Some students find it difficult to convert a worded scenario or problem into a mathematical / numerical problem. The issue is that students are mostly taught to think in terms of numbers and algebraic expressions, but only occasionally (or for some, rarely) get to practice on real-world worded problem questions. A good maths student would have had plenty of practice at synthesising complex worded facts into a numerical problem, especially by the time they need to prepare for their HSC trials and HSC exams.
In terms of good preparation, it is good to pay close attention to questions which are long, have multiple parts and represent mathematics in some real-world application. Doing these questions (and asking your tutor / teacher questions if necessary) will give you adequate preparation.

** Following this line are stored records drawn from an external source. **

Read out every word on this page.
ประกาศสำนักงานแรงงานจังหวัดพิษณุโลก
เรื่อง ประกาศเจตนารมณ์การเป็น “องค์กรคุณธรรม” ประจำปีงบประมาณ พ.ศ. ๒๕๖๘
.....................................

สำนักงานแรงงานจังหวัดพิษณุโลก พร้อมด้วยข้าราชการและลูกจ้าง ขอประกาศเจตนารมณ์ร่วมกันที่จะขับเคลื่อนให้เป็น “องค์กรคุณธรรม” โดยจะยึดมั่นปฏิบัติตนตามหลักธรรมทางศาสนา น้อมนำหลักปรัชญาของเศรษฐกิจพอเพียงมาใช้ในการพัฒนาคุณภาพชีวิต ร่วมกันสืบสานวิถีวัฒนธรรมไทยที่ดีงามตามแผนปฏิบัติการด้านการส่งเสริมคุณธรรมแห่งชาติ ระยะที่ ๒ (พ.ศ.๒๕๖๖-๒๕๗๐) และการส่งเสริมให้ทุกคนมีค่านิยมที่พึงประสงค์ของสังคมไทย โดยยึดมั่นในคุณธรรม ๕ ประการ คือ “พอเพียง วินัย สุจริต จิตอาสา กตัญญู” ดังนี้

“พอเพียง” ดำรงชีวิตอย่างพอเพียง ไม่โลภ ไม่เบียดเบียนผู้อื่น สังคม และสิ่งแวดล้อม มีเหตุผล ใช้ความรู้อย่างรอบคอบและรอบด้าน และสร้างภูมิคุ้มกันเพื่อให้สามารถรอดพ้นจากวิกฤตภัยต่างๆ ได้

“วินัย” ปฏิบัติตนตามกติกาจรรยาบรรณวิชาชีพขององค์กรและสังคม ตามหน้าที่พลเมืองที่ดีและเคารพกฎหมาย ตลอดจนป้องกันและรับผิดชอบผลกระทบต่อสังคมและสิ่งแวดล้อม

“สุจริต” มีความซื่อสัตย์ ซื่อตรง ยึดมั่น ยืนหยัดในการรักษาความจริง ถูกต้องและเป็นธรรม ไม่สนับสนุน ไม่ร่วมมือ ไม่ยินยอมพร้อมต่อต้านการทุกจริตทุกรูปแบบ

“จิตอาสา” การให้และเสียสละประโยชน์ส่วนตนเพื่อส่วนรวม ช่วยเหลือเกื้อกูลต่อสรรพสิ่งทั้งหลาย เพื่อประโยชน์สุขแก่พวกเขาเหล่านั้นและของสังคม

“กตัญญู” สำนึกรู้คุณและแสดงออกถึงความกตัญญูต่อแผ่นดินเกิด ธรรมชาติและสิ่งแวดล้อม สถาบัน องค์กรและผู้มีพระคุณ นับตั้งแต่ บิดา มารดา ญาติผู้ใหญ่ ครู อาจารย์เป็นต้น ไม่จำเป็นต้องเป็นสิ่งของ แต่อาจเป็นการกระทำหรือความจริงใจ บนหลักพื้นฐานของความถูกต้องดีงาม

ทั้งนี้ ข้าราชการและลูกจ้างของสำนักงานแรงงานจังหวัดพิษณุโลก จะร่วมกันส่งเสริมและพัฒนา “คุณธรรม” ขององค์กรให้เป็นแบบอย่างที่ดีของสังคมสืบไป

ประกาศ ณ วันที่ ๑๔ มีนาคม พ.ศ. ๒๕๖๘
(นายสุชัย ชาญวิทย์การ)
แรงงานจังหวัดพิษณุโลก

Avoid over-relying on your calculator

This point is not talked about much, probably because it is not raised often. But I’d like to shed some light on the issue. Pulling out your calculator for every arithmetic operation (e.g. you need to add single digit coefficients together) wastes your exam time, and increases the risk of pressing something wrong. In the end, for the more simple operations (e.g. adding / multiplying single or even double digits) is simply done faster in your head, than with a calculator.

I remember, not long ago while supervising an exam at university, I saw a first-year student take out his calculator and press 2 + 2 =. Maybe I have a strange sense of humour but I found the incident funny and memorable. However this does highlight a current issue for some HSC students. For some students, it has come down to total reliance on their calculator for all arithmetic calculations, even simple ones that ought to have been done mentally without a doubt.

I always tell my students, you can do an entire Extension 2 exam without touching your calculator. Most of the more advanced students know this. To minimise the incidence of human error, again, this comes down to practice. In everyday life, whenever you come across a situation where you need to add / multiply / subtract or even divide, (e.g. when shopping, or on the train, or at school etc) you should do the math in your head. Break the instinct of moving to grab your calculator. Think of the brain as like a muscle – the more mental exercises you give it, the better it will become.